A clear explanation of computing cumulative games played per player and date using SQL window functions.
Problem Restatement
We are given a table named Activity.
Each row records one player’s activity on one date. It contains the player id, device id, event date, and number of games played.
We need to report, for each player and each date, the total number of games the player has played so far up to that date.
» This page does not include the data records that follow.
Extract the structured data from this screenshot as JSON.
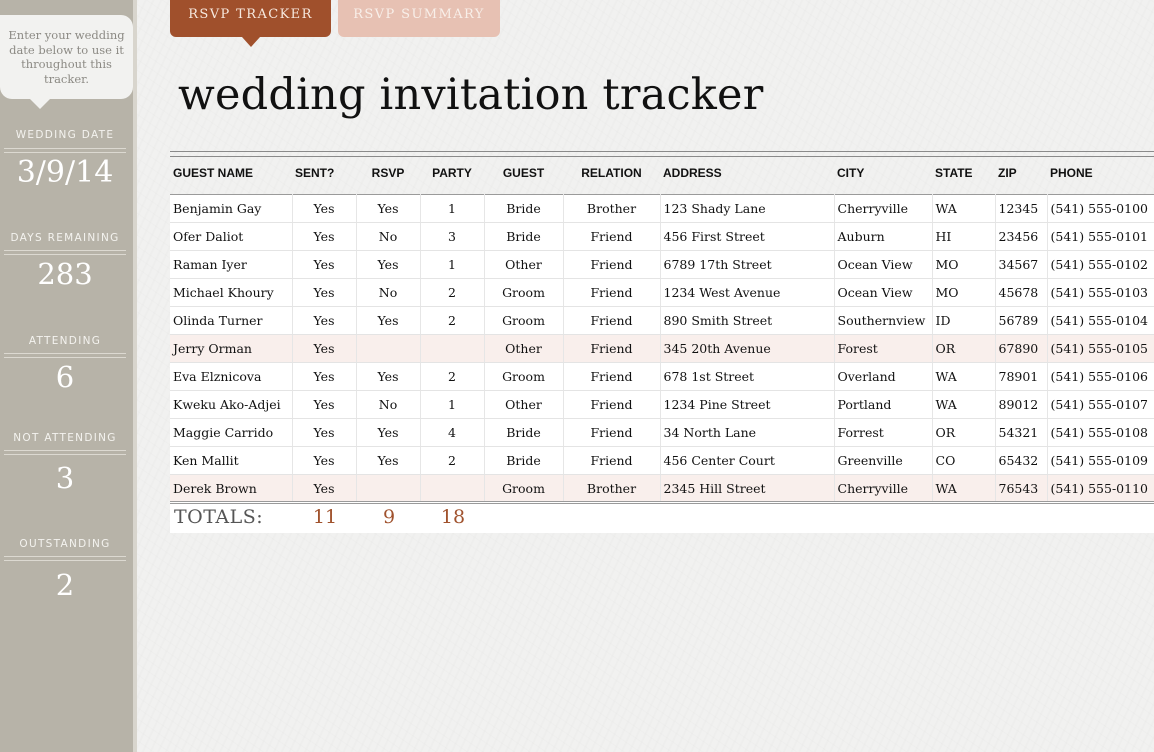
{
  "sidebar": {
    "tip": "Enter your wedding date below to use it throughout this tracker.",
    "stats": [
      {
        "label": "WEDDING DATE",
        "value": "3/9/14"
      },
      {
        "label": "DAYS REMAINING",
        "value": "283"
      },
      {
        "label": "ATTENDING",
        "value": "6"
      },
      {
        "label": "NOT ATTENDING",
        "value": "3"
      },
      {
        "label": "OUTSTANDING",
        "value": "2"
      }
    ]
  },
  "tabs": [
    {
      "label": "RSVP TRACKER",
      "active": true
    },
    {
      "label": "RSVP SUMMARY",
      "active": false
    }
  ],
  "title": "wedding invitation tracker",
  "table": {
    "columns": [
      "GUEST NAME",
      "SENT?",
      "RSVP",
      "PARTY",
      "GUEST",
      "RELATION",
      "ADDRESS",
      "CITY",
      "STATE",
      "ZIP",
      "PHONE"
    ],
    "rows": [
      [
        "Benjamin Gay",
        "Yes",
        "Yes",
        "1",
        "Bride",
        "Brother",
        "123 Shady Lane",
        "Cherryville",
        "WA",
        "12345",
        "(541) 555-0100"
      ],
      [
        "Ofer Daliot",
        "Yes",
        "No",
        "3",
        "Bride",
        "Friend",
        "456 First Street",
        "Auburn",
        "HI",
        "23456",
        "(541) 555-0101"
      ],
      [
        "Raman Iyer",
        "Yes",
        "Yes",
        "1",
        "Other",
        "Friend",
        "6789 17th Street",
        "Ocean View",
        "MO",
        "34567",
        "(541) 555-0102"
      ],
      [
        "Michael Khoury",
        "Yes",
        "No",
        "2",
        "Groom",
        "Friend",
        "1234 West Avenue",
        "Ocean View",
        "MO",
        "45678",
        "(541) 555-0103"
      ],
      [
        "Olinda Turner",
        "Yes",
        "Yes",
        "2",
        "Groom",
        "Friend",
        "890 Smith Street",
        "Southernview",
        "ID",
        "56789",
        "(541) 555-0104"
      ],
      [
        "Jerry Orman",
        "Yes",
        "",
        "",
        "Other",
        "Friend",
        "345 20th Avenue",
        "Forest",
        "OR",
        "67890",
        "(541) 555-0105"
      ],
      [
        "Eva Elznicova",
        "Yes",
        "Yes",
        "2",
        "Groom",
        "Friend",
        "678 1st Street",
        "Overland",
        "WA",
        "78901",
        "(541) 555-0106"
      ],
      [
        "Kweku Ako-Adjei",
        "Yes",
        "No",
        "1",
        "Other",
        "Friend",
        "1234 Pine Street",
        "Portland",
        "WA",
        "89012",
        "(541) 555-0107"
      ],
      [
        "Maggie Carrido",
        "Yes",
        "Yes",
        "4",
        "Bride",
        "Friend",
        "34 North Lane",
        "Forrest",
        "OR",
        "54321",
        "(541) 555-0108"
      ],
      [
        "Ken Mallit",
        "Yes",
        "Yes",
        "2",
        "Bride",
        "Friend",
        "456 Center Court",
        "Greenville",
        "CO",
        "65432",
        "(541) 555-0109"
      ],
      [
        "Derek Brown",
        "Yes",
        "",
        "",
        "Groom",
        "Brother",
        "2345 Hill Street",
        "Cherryville",
        "WA",
        "76543",
        "(541) 555-0110"
      ]
    ],
    "totals": {
      "label": "TOTALS:",
      "sent": "11",
      "rsvp": "9",
      "party": "18"
    }
  },
  "colors": {
    "sidebar": "#b7b3a8",
    "accent": "#a0502c",
    "tab_inactive": "#e7c1b3",
    "pending_row": "#f9efec"
  }
}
The output should contain:
player_id
event_date
games_played_so_farThe result may be returned in any order. The usual readable order is by player_id and event_date.
Table Schema
| Column | Type | Meaning |
|---|---|---|
player_id | int | The player |
device_id | int | The device used |
event_date | date | The login date |
games_played | int | Games played on that date |
The primary key is:
(player_id, event_date)So each player has at most one row per date.
Examples
Input:
Activity
+-----------+-----------+------------+--------------+
| player_id | device_id | event_date | games_played |
+-----------+-----------+------------+--------------+
| 1 | 2 | 2016-03-01 | 5 |
| 1 | 2 | 2016-05-02 | 6 |
| 1 | 3 | 2017-06-25 | 1 |
| 3 | 1 | 2016-03-02 | 0 |
| 3 | 4 | 2018-07-03 | 5 |
+-----------+-----------+------------+--------------+For player 1:
| Date | Games on Date | Games So Far |
|---|---|---|
2016-03-01 | 5 | 5 |
2016-05-02 | 6 | 5 + 6 = 11 |
2017-06-25 | 1 | 5 + 6 + 1 = 12 |
For player 3:
| Date | Games on Date | Games So Far |
|---|---|---|
2016-03-02 | 0 | 0 |
2018-07-03 | 5 | 0 + 5 = 5 |
Output:
+-----------+------------+---------------------+
| player_id | event_date | games_played_so_far |
+-----------+------------+---------------------+
| 1 | 2016-03-01 | 5 |
| 1 | 2016-05-02 | 11 |
| 1 | 2017-06-25 | 12 |
| 3 | 2016-03-02 | 0 |
| 3 | 2018-07-03 | 5 |
+-----------+------------+---------------------+First Thought: Group by Player
A first idea might be:
SELECT
player_id,
SUM(games_played)
FROM Activity
GROUP BY player_id;But this gives one row per player.
The problem needs one row per player and date.
For each date, we need a running total, not the final total.
So we need a cumulative sum ordered by date inside each player group.
Key Insight
This is a running total problem.
For each row, we want:
sum of games_played for the same player where event_date is less than or equal to the current event_dateSQL window functions express this directly.
We partition rows by player_id, sort each player’s rows by event_date, and compute a cumulative SUM.
Algorithm
Use:
SUM(games_played) OVER (...)with:
PARTITION BY player_idto reset the running total for each player.
Then use:
ORDER BY event_dateto accumulate games in chronological order.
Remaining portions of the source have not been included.